I am wondering whether somebody has experienced a similar issue:
this code
program test
use iso_fortran_env
implicit none
integer (int64) :: n=100000000,i
integer(int64), allocatable :: a(:)
a=(/(i,i=1,n)/)
write(*,*) "done"
end program test
when compiled with ifort version 2021.2.0 either on arch linux, kernel version 6.0.6 (host system), or ubuntu 22.04.1, kernel version 5.15.0-48 (virtualbox guest system), with the host having chip set Intel(R) Core™ i9-10980XE … the code runs on both machines.
When the exe (NOT THE CODE) was copied to a machine with OS ubuntu 18.04-1, kernel version 5.4.0-89, which operates on an AMD machine with AMD EPYC 7742 64-Core Processor, it segfaults immediately.
I could reproduce the problem on a Virtualbox ubuntu 18.04 machine running on the same host as above. When the code compiled under arch or ubuntu 22.04 is run on 18.04 it immediately segfaults.
Could it be that memory limits are set differently on the different systems you are running on? Here’s an article which shows how you can use ulimit to check this: Restricting program memory | There is no magic here
Same problem on Linux Minit 20.3 with AMD Zen 3 processor and ifort 2021.7. However, setting the stack size to unlimited prior to execution fixes the problem ie
ulimit -s unlimited
Not sure why this effects the Ubuntu based distros. I thought allocatable arrays always were put on the heap not the stack.
Note NVIDIA fortran doesn’t appear to have this problem so it looks like an Intel ifort issue. Probably sees the AMD processor and decides to not optimize something it normally would for an Intel processor.

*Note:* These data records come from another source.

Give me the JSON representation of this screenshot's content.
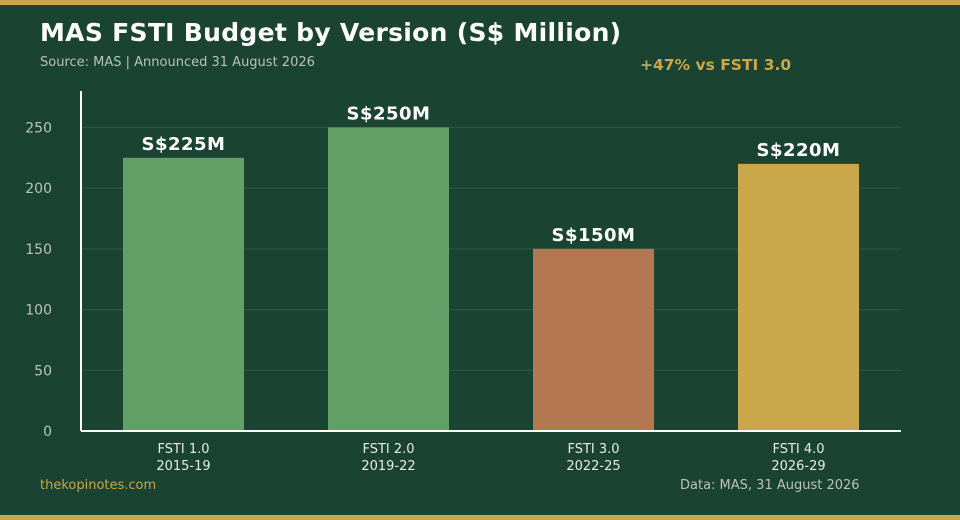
{
  "header": {
    "title": "MAS FSTI Budget by Version (S$ Million)",
    "subtitle": "Source: MAS  |  Announced 31 August 2026",
    "callout": "+47% vs FSTI 3.0"
  },
  "footer": {
    "left": "thekopinotes.com",
    "right": "Data: MAS, 31 August 2026"
  },
  "colors": {
    "background": "#1b4332",
    "accent": "#c9a74a",
    "bar_green": "#63a068",
    "bar_orange": "#b47850",
    "bar_gold": "#c9a74a",
    "grid": "#2f5a46"
  },
  "chart_data": {
    "type": "bar",
    "categories": [
      [
        "FSTI 1.0",
        "2015-19"
      ],
      [
        "FSTI 2.0",
        "2019-22"
      ],
      [
        "FSTI 3.0",
        "2022-25"
      ],
      [
        "FSTI 4.0",
        "2026-29"
      ]
    ],
    "values": [
      225,
      250,
      150,
      220
    ],
    "data_labels": [
      "S$225M",
      "S$250M",
      "S$150M",
      "S$220M"
    ],
    "bar_colors": [
      "#63a068",
      "#63a068",
      "#b47850",
      "#c9a74a"
    ],
    "yticks": [
      0,
      50,
      100,
      150,
      200,
      250
    ],
    "ylim": [
      0,
      280
    ],
    "grid": true,
    "title": "MAS FSTI Budget by Version (S$ Million)",
    "xlabel": "",
    "ylabel": ""
  }
}
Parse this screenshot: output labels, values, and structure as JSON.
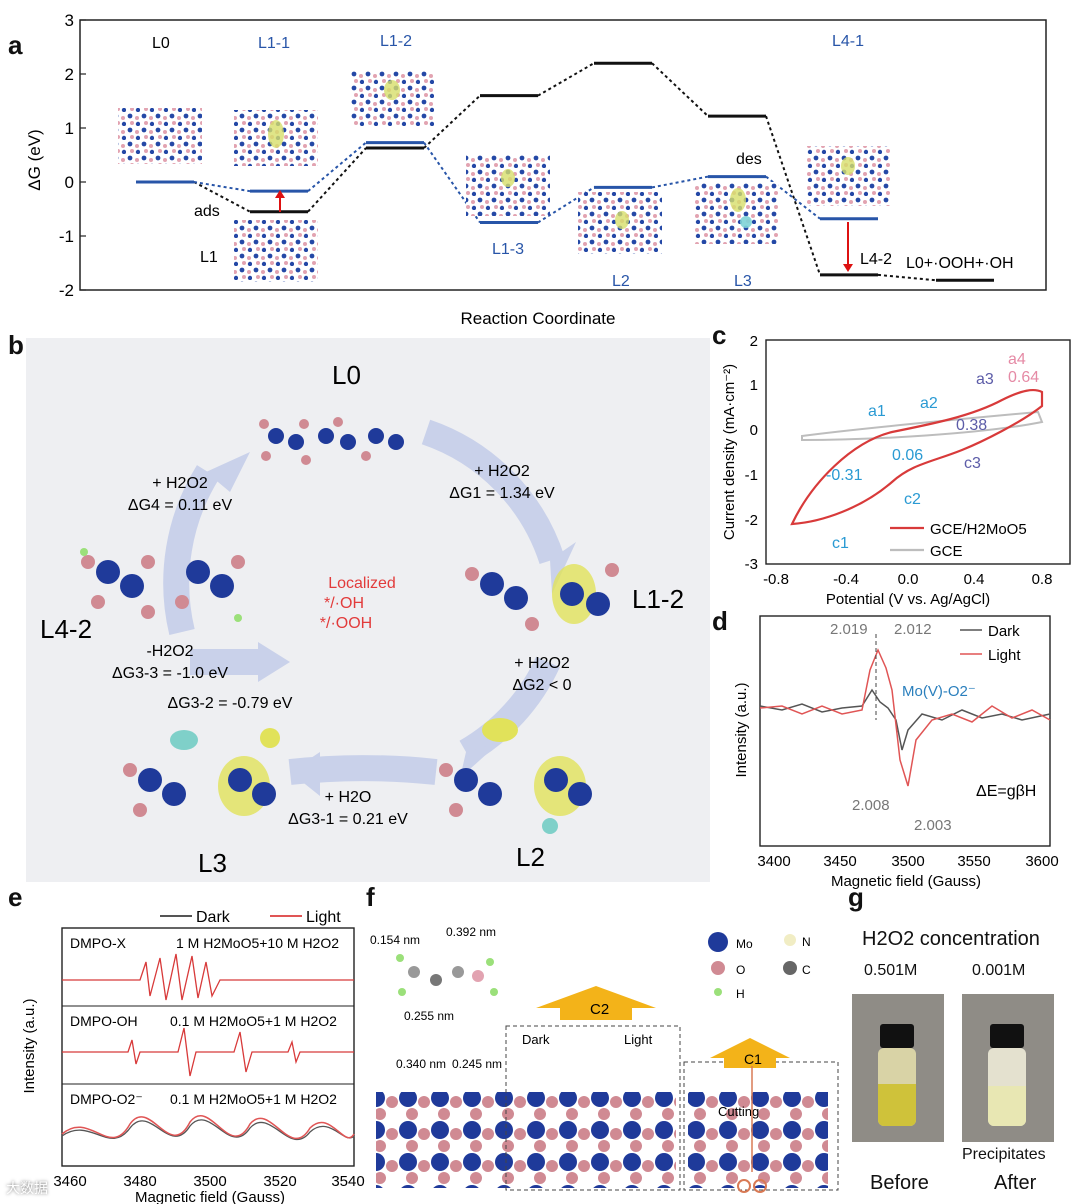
{
  "figure": {
    "panel_letters": {
      "a": "a",
      "b": "b",
      "c": "c",
      "d": "d",
      "e": "e",
      "f": "f",
      "g": "g"
    },
    "watermark": "大数据"
  },
  "panel_a": {
    "ylabel": "ΔG (eV)",
    "xlabel": "Reaction Coordinate",
    "yticks": [
      "3",
      "2",
      "1",
      "0",
      "-1",
      "-2"
    ],
    "state_labels": {
      "L0": "L0",
      "L1": "L1",
      "L1_1": "L1-1",
      "L1_2": "L1-2",
      "L1_3": "L1-3",
      "L2": "L2",
      "L3": "L3",
      "L4_1": "L4-1",
      "L4_2": "L4-2",
      "final": "L0+·OOH+·OH",
      "ads": "ads",
      "des": "des"
    },
    "black_path": [
      0,
      -0.55,
      0.63,
      1.6,
      2.2,
      1.22,
      -1.72,
      -1.82
    ],
    "blue_path": [
      0,
      -0.17,
      0.73,
      -0.75,
      -0.1,
      0.1,
      -0.68,
      -1.72
    ]
  },
  "panel_b": {
    "nodes": {
      "L0": "L0",
      "L1_2": "L1-2",
      "L2": "L2",
      "L3": "L3",
      "L4_2": "L4-2"
    },
    "center": {
      "line1": "Localized",
      "line2": "*/·OH",
      "line3": "*/·OOH"
    },
    "steps": {
      "s1_a": "+ H2O2",
      "s1_b": "ΔG1 = 1.34 eV",
      "s2_a": "+ H2O2",
      "s2_b": "ΔG2 < 0",
      "s31_a": "+ H2O",
      "s31_b": "ΔG3-1 = 0.21 eV",
      "s32": "ΔG3-2 = -0.79 eV",
      "s33_a": "-H2O2",
      "s33_b": "ΔG3-3 = -1.0 eV",
      "s4_a": "+ H2O2",
      "s4_b": "ΔG4 = 0.11 eV"
    }
  },
  "panel_c": {
    "xlabel": "Potential (V vs. Ag/AgCl)",
    "ylabel": "Current density (mA·cm⁻²)",
    "xticks": [
      "-0.8",
      "-0.4",
      "0.0",
      "0.4",
      "0.8"
    ],
    "yticks": [
      "2",
      "1",
      "0",
      "-1",
      "-2",
      "-3"
    ],
    "legend": [
      "GCE/H2MoO5",
      "GCE"
    ],
    "peaks": {
      "a1": "a1",
      "a2": "a2",
      "a3": "a3",
      "a4": "a4",
      "c1": "c1",
      "c2": "c2",
      "c3": "c3"
    },
    "values": {
      "v1": "-0.31",
      "v2": "0.06",
      "v3": "0.38",
      "v4": "0.64"
    }
  },
  "panel_d": {
    "xlabel": "Magnetic field (Gauss)",
    "ylabel": "Intensity (a.u.)",
    "xticks": [
      "3400",
      "3450",
      "3500",
      "3550",
      "3600"
    ],
    "legend": [
      "Dark",
      "Light"
    ],
    "g": {
      "g1": "2.019",
      "g2": "2.012",
      "g3": "2.008",
      "g4": "2.003"
    },
    "species": "Mo(V)-O2⁻",
    "equation": "ΔE=gβH"
  },
  "panel_e": {
    "xlabel": "Magnetic field (Gauss)",
    "ylabel": "Intensity (a.u.)",
    "xticks": [
      "3460",
      "3480",
      "3500",
      "3520",
      "3540"
    ],
    "legend": [
      "Dark",
      "Light"
    ],
    "rows": [
      {
        "name": "DMPO-X",
        "cond": "1 M H2MoO5+10 M H2O2"
      },
      {
        "name": "DMPO-OH",
        "cond": "0.1 M H2MoO5+1 M H2O2"
      },
      {
        "name": "DMPO-O2⁻",
        "cond": "0.1 M H2MoO5+1 M H2O2"
      }
    ]
  },
  "panel_f": {
    "dims": {
      "d1": "0.154 nm",
      "d2": "0.392 nm",
      "d3": "0.255 nm",
      "d4": "0.340 nm",
      "d5": "0.245 nm"
    },
    "legend": {
      "Mo": "Mo",
      "N": "N",
      "O": "O",
      "C": "C",
      "H": "H"
    },
    "labels": {
      "c2": "C2",
      "c1": "C1",
      "dark": "Dark",
      "light": "Light",
      "cutting": "Cutting"
    }
  },
  "panel_g": {
    "title": "H2O2 concentration",
    "conc_before": "0.501M",
    "conc_after": "0.001M",
    "precipitates": "Precipitates",
    "before": "Before",
    "after": "After"
  }
}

However, I just figured out that one of our clients has deleted the delivered .bashrc … and checking the bashrc was the last thing I was thinking about … and of course, when I just adhoc installed a ubuntu 18.04 guest I forgot to adjust the bashrc … (headbang) …
After making the above changes everything seems to run
Thanks for pointing me to the trees while I was looking into the forest
Yes, I thought it was due to a temp array after my last post. what is interesting is that ifort (and ifx too) aren’t able to optimize the temp array out. Latest NVIDIA nvfortran doesn’t have this problem so I’m guessing it either doesn’t use a temp array or can optimize it out.
A compiler can do this in many different ways. One way would be to create the RHS array at compile time, and then assign it to the allocatable array a(:) at run time. If your compiler does this, then the executable will be about 800MB in size. Another way would be to create the RHS at runtime. The executable will be just a few KB in this case. If it creates the RHS on the stack, then it could run into the stack limit, as others have discussed already. Another way would be to compile the code as if it were written
allocate(a(n))
do i = 1, n
a(i) = i
enddo
In this case, there would be a small executable size and no stack size issues. Another way would be to optimize away both the RHS array and the assignment as dead code since a(:) is never referenced. In this case, there would be a small executable and no stack size issues.
In an actual program, I would write it as above, with the allocate statement and the do loop. That way the success of the code would not depend on how clever is the compiler optimization.
This option puts automatic arrays and arrays created for temporary computations on the heap instead of the
stack.
When this option is specified, automatic (temporary) arrays that have a compile-time size greater than the
value specified for size are put on the heap, rather than on the stack. If the compiler cannot determine the
size at compile time, it always puts the automatic array on the heap.